Multi-Task Interactive Robot Fleet Learning with Visual World Models

Abstract

Recent advancements in large-scale multi-task robot learning offer the potential for deploying robot fleets in household and industrial settings, enabling them to perform diverse tasks across various environments. However, AI-enabled robots often face challenges with generalization and robustness when exposed to real-world variability and uncertainty. We introduce Sirius-Fleet, a multi-task interactive robot fleet learning framework to address these challenges. Sirius-Fleet monitors robot performance during deployment and involves humans to correct the robot's actions when necessary. We employ a visual world model to predict the outcomes of future actions and build anomaly predictors to predict whether they will likely result in anomalies. As the robot autonomy improves, the anomaly predictors automatically adapt their prediction criteria, leading to fewer requests for human intervention and gradually reducing human workload over time. Evaluations on large-scale benchmarks demonstrate Sirius-Fleet's effectiveness in improving multi-task policy performance and monitoring accuracy. We demonstrate Sirius-Fleet's performance in both RoboCasa in simulation and Mutex in the real world, two diverse, large-scale multi-task benchmarks.

Overview

We introduce Sirius-Fleet, a multi-task interactive robot fleet learning framework. The framework consists of two stages: 1) Visual World Model Training and Inference, where we pre-train a visual world model on diverse datasets to predict future latent embeddings from past video frames, and 2) Multi-Task Interactive Fleet Learning, where the pre-trained model is used to supervise multi-task robot fleet deployment.
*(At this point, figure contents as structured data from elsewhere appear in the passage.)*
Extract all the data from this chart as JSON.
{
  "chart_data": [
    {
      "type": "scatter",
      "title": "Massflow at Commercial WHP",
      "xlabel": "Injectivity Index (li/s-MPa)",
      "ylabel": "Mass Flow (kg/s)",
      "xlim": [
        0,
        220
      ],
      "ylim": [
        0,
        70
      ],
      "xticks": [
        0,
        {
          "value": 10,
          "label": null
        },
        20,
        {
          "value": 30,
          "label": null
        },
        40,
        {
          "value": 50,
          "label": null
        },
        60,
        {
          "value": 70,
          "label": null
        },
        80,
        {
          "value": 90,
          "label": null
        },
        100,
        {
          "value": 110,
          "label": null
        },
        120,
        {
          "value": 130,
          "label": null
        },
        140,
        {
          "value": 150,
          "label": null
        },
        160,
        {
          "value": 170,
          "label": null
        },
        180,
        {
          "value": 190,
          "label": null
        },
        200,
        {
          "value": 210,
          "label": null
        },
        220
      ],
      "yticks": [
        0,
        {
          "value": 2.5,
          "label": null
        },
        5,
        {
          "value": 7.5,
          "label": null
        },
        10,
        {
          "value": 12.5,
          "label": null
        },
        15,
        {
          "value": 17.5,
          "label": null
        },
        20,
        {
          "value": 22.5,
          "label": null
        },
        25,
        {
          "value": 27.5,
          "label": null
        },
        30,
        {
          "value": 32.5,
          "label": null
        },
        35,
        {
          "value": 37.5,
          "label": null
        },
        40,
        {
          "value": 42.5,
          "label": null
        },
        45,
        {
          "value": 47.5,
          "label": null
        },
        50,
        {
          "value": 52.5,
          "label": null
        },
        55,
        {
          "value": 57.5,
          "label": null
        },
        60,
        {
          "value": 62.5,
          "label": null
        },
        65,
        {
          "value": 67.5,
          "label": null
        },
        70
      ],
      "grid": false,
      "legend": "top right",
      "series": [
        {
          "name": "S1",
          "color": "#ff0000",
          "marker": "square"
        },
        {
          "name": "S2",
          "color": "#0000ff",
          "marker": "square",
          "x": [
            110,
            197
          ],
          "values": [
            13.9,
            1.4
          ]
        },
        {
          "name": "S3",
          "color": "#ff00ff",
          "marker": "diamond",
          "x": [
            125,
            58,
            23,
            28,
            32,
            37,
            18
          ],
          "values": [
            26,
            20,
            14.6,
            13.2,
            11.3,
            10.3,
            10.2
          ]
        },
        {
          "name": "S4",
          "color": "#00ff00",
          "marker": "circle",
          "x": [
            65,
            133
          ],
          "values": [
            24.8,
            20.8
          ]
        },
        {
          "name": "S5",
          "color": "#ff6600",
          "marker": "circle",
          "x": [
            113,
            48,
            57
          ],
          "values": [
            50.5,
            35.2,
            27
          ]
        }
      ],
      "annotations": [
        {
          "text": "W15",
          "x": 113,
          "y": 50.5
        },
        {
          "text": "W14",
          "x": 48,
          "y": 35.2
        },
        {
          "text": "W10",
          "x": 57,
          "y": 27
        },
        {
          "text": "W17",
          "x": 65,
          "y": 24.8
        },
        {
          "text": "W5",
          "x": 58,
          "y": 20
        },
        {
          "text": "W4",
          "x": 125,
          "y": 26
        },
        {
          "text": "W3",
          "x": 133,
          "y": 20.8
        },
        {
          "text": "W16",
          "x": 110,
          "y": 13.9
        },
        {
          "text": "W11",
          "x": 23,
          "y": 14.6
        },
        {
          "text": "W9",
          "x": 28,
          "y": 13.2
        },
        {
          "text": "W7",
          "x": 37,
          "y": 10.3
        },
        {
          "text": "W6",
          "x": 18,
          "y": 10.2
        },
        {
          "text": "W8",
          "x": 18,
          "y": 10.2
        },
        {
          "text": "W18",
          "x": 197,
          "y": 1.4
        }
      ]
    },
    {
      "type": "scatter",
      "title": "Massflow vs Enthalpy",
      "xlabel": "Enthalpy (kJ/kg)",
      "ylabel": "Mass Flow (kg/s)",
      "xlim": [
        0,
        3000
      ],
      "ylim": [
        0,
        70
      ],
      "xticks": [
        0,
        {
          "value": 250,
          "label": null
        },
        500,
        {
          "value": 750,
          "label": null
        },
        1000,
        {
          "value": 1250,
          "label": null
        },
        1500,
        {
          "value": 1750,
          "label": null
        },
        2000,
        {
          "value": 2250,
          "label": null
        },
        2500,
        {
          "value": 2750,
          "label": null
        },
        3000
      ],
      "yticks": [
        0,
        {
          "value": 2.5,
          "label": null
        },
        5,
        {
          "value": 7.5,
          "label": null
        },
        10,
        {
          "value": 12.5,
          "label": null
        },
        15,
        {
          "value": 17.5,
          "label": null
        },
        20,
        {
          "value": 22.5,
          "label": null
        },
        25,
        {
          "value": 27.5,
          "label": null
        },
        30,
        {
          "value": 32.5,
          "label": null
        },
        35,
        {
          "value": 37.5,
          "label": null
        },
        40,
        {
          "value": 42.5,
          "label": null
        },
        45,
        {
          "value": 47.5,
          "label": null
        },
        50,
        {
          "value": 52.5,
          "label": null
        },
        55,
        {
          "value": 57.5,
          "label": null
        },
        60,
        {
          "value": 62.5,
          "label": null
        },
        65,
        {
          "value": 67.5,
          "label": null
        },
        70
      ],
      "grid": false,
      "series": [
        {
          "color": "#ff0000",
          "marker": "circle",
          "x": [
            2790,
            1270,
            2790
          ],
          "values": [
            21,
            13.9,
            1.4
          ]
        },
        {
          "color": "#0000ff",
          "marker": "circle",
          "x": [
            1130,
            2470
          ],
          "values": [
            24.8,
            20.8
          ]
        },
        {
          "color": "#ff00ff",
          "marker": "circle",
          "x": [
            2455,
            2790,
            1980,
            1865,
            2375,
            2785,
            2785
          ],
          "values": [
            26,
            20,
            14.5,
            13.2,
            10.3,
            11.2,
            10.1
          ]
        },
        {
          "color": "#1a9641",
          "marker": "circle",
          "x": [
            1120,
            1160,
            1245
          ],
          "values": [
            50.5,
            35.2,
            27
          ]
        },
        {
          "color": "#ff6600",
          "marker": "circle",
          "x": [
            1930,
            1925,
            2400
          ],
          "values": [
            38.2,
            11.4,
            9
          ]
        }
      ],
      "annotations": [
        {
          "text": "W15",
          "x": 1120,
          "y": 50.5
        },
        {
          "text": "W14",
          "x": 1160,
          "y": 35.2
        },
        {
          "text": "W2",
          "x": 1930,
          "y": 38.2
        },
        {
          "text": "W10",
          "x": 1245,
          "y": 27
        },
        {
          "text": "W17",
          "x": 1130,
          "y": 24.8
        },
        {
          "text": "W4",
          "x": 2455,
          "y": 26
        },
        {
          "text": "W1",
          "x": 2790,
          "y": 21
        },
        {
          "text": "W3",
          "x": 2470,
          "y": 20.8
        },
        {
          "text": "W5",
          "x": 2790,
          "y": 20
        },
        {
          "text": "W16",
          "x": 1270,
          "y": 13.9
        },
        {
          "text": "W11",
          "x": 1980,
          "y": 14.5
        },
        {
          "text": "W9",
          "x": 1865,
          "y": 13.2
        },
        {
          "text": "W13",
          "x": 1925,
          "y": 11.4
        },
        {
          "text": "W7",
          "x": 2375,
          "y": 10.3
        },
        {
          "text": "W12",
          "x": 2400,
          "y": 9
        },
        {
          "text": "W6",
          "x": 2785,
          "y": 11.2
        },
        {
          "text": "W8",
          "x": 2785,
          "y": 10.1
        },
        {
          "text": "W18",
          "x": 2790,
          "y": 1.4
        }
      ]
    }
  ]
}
During deployment, anomaly predictors monitor task performance in real time, involving humans for control when necessary. The policy and anomaly predictors are continuously fine-tuned with deployment data, enabling improved task performance over time.

Visual World Model

A key challenge in runtime monitoring is to effectively predict future task scenarios, as this allows the system to preempt potential failures before they occur. We develop a visual world model trained on diverse robot trajectories performing a large variety of tasks, which enables the prediction of future task outcomes and helps prevent potential failures. The visual world model is trained by reconstructing image frames from input observations, which allows it to capture fine-grained visual details necessary for precise manipulation. The visual world model comprises a UNet-based encoder and decoder combined with a cVAE- and Transformer-based prediction model. This architecture allows the world model to predict future embeddings from the current state.

Anomaly Predictors

The learned embeddings from the world model are then shared across downstream anomaly prediction tasks. We train two distinct types of anomaly predictors: one for failure detection and one for out-of-distribution (OOD) detection. The two predictors complement each other in practice: failure prediction detects failures similar to those identified by humans previously, and OOD detection captures cases when the robot is in novel, unfamiliar scenarios.

Multi-Task Policy

The multi-task policy is a Transformer that processes images, proprioceptive data, and task language embeddings. It uses a Gaussian Mixture Model (GMM) to output robot actions.

Experiments

We evaluate policy learning and runtime monitoring using 12 tasks from the RoboCasa benchmark in simulation and 10 tasks from the Mutex benchmark in real-world environments.